所以,在宮道宏史看來,既然羽原光一能夠拉攏住田七,那麼為什麼自己不能呢?
“田先生,一會下班了,我們找家小館子喝兩盅去?”
“宮道閣下邀請,我是一定要捧場的。”田七把瓜子殼堆得整整齊齊:“說起來,前幾天正好有人送給我兩瓶好酒呢。”
“報告!”
正在那裡說話,情報總部的一個特務急匆匆的走了進來:“軍統上海潛伏區區長助理吳靜怡出現在了。”
“什麼?”
田七和宮道宏史同時都是一驚。田七隨即問道:“不會弄錯?”
“不會的,不會的。大西路那裡,李士群去年12月親自出手,挖來了一個軍統特工,叫費兵,這小子和我以前認識,我們關係還算不錯,剛才中午時候約著一起喝酒,費兵看到馬路對麵轎車裡下來一個女人,他隻看了一眼,就斷定這個女人是吳靜怡!”
“看一眼就能認出?”宮道宏史也有一些懷疑。
“我一句瞎話沒有。”這特務賭咒發誓:“費兵的眼力界特彆好,特彆能記住人,他以前兩三次見過吳靜怡,這次隻看了一個側臉就能斷定。”

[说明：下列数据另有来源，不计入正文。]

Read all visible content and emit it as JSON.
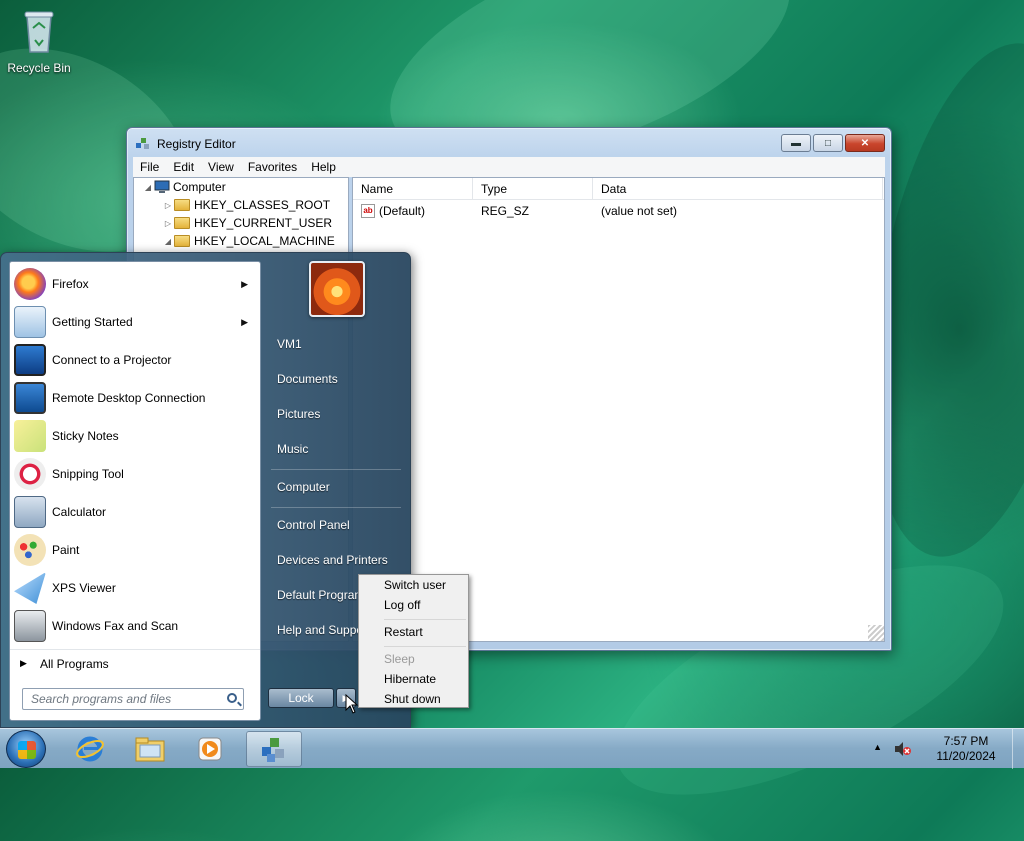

“可惜啊。”宮道宏史一聲歎息:“這次,又要被李士群他們立功了。”
就在這電光火石之間,田七的腦子裡冒出了幾個想法。
上海軍統高層每到新年前就會檢查工作,同時進行慰問,吳靜怡身為孟紹原的助理在上司不在的時候履行職責責無旁貸。
吳靜怡是孟紹原最得力的助手,這在上海根本不是什麼秘密。
一旦她被抓捕,那麼,軍統上海的整個情報工作都會陷入到混亂中,尤其是在孟紹原還沒有回到上海的情況下。
一定要想辦法阻止這種悲劇發生。
“絕不行!”
田七忽然用力一拍桌子,大聲吼道:“決不能讓李士群搶占了這份功勞!”
宮道宏史都被他的大嗓門嚇了一跳。
隔壁辦公室的苗成方應該聽到了。
他隻要能夠聽到,就應該猜出自己不會平白無故這樣大吼大叫的。
田七惱怒的來回走了幾步,然後猛的抓起裝瓜子的盤子朝著地上重重一扔。
“砰”!
一地碎片。
一是弄出大動靜來再次提醒苗成方,二是為苗成方偷聽爭取時間!
“宮道閣下。”田七惡狠狠地說道:“李士群是我們情報總部最大的競爭對手,不能夠讓他們得逞。你,吳靜怡落腳處在哪裡?”
“介德路281號的一幢兩層小樓裡。”
“那是以前的馮公館,是個商人住的地方。”田七立刻說道:“宮道閣下,如果我們能夠現在出發,我想可以搶在李士群的前麵!”
“好!”
宮道宏史本來也就躍躍欲試:“不管怎麼樣,我們都可以嘗試一下!”
“讓所有人集合!”田七抓起電話下了命令,一放下電話:“隻要能夠抓到吳靜怡,就是大功一件!”
“我去準備一下!”
宮道宏史立刻走了出去。
他往右手一看,看到苗成方正好走進了自己的辦公室……
……
吳靜怡暴露了!
田七在向自己示警!
如果是其他人的話,苗成方一定不會冒著暴露自己的風險想辦法營救的。
但那是吳靜怡!
目前在上海主持軍統全麵工作的吳靜怡!
雖然在公共租界,但為了抓到吳靜怡,李士群肯定會不惜一切代價的。
介德路281號。
田七已經告訴了自己吳靜怡的落腳點。
吳靜怡肯定會對自己的安全工作有所準備,但為了抓到他,李士群一定會大舉出動,還會動用到季雲卿和吳四寶的人。
就算他傷亡慘重,但隻要能夠換掉吳靜怡,也是絕對劃算的!
啊,田七這麼做,一是告訴自己,讓自己設法警告吳靜怡。